28 agosto 2025
Aggiornato 09:00
Rapporto Privatization Barometer

Firstonline: Nel 2010 privatizzazioni per 160 miliardi

Privatizzare riduce la discrezionalità dello Stato sull'economia. L'Italia, come purtroppo spesso accade, è un caso a sé stante

ROMA - Sono ripartite con vigore le privatizzazioni nel mondo: nel 2010 la vendita di attività pubbliche ha complessivamente fruttato 160 miliardi di dollari, un quasi record, secondo Kpmg e la Fondazione Eni Enrico Mattei, che hanno curato l'ultimo rapporto Privatization Barometer. Un valore più elevato si era registrato solo nel 2009, ma tenuto presente che i 184 miliardi di quell'anno erano «drogato dal riacquisto delle azioni da parte delle banche americane, che da solo valeva 118 miliardi di euro», avverte lo studio, secondo quanto riporta il giornale Firstonline. E se lo scorso anno il grosso di queste operazioni ha riguardato i grandi paesi emergenti, «nei prossimi anni toccherà all'Europa», affermano gli autori, Bernardo Bortolotti, docente di economia presso l' Università di Torino e fondatore del Privatization Barometer, e Alessandro Carpinella, direttore corporate finance di Kpmg.

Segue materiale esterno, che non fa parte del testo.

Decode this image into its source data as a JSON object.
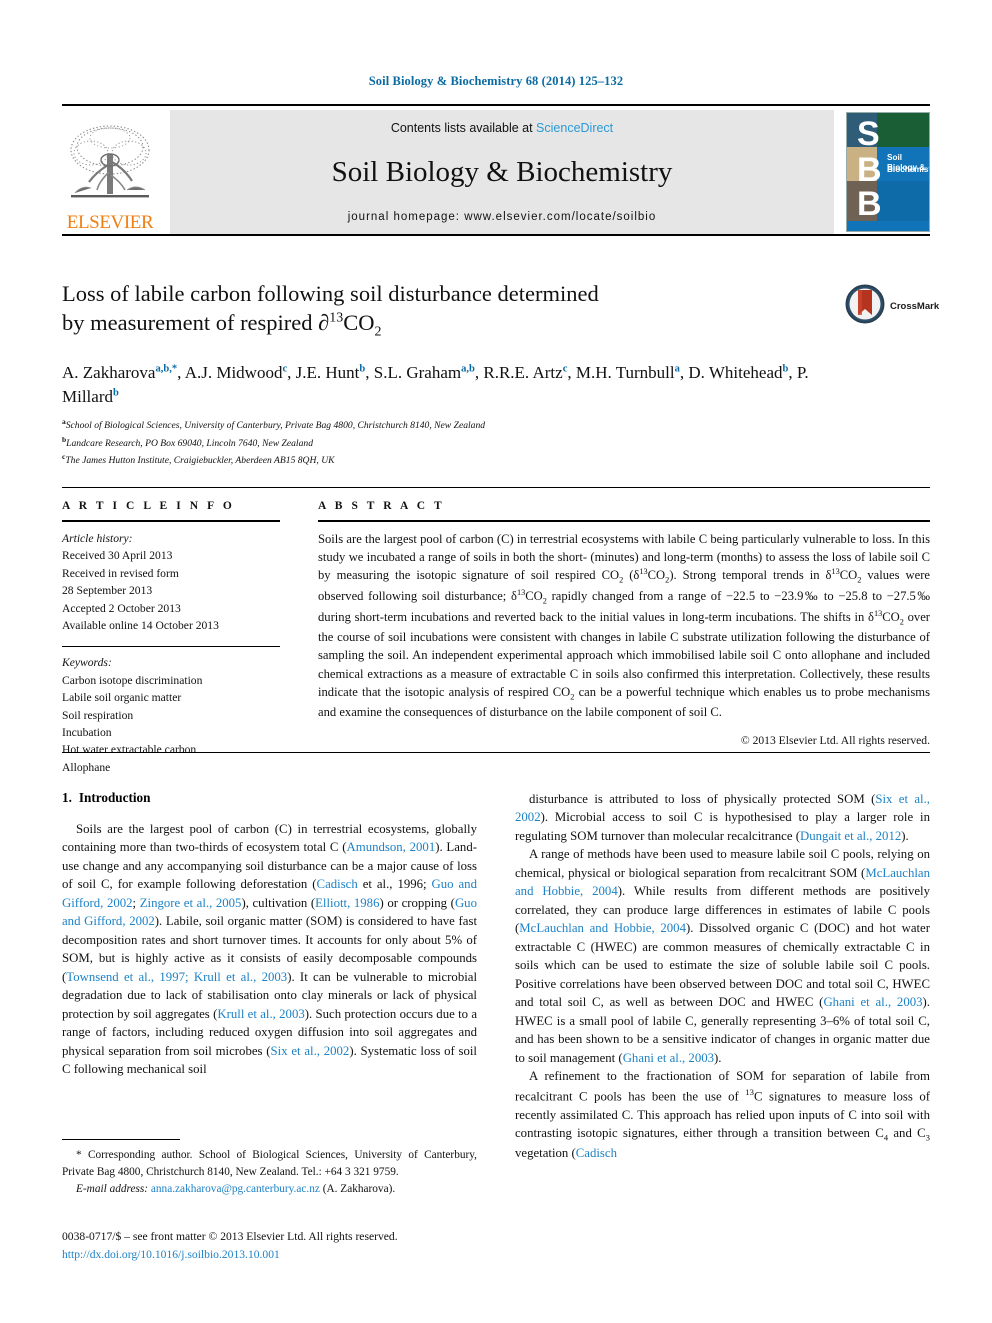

Quanto all'Italia, «come purtroppo spesso accade è un caso a sé stante»: nel 2010 «solo due vendite Enel Green Power e Trieste Terminal» e «l'esito del cosiddetto referendum sulla privatizzazione dell'acqua rende più difficile la riapertura del dossier paradossalmente proprio nel momento del bisogno. L'Italia non è a rischio di default, ma come ci ricorda il recente rapporto di Barclays, la sostenibilità del nostro debito nel medio-lungo termine non può darsi per scontata in assenza di interventi strutturali. E se servono misure straordinarie - si legge - un piano di privatizzazioni dovrebbe essere in cima alla lista».

Gli asset da vendere non mancano: tra partecipazioni, immobili, concessioni, crediti, servizi da mettere in outsourcing e molti altri cespiti, Italia SpA valeva nel 2004 1340 miliardi di euro, tralasciando le oltre 7000 aziende della galassia del capitalismo municipale. «Privatizzare quindi si può. E' necessario però affrontare il tema senza populismi e ideologie, partendo dalle esperienze accumulate ma aggiornando modelli e procedure al nuovo contesto per realizzare nell'interesse generale un nuovo e più sano equilibrio fra stato e mercato».

In generale Bortolotti e Carpinella, il cui studio ha trovato spazio anche sulle pagine del Financial Times, rilevano come i governi dei paesi emergenti abbiano approfittano delle buone condizioni di mercato e della forte crescita delle loro economie per valorizzare attraverso le privatizzazioni le loro imprese pubbliche, laddove i governi occidentali le hanno rilanciate mentre si trovano con i conti sotto pressione. Un piano coerente di privatizzazioni genera «anche un altro dividendo: riduce progressivamente l'ambito di discrezionalità della politica sulle imprese - dicono gli autori - aumenta la credibilità della politica economica e quindi da ultimo migliora il rating di mercato dello stato sovrano, con ricadute positive sugli spreads. Non a caso i leader europei hanno preteso dal governo greco un ambizioso piano di privatizzazioni per dare via libera alla nuova tranche di aiuti».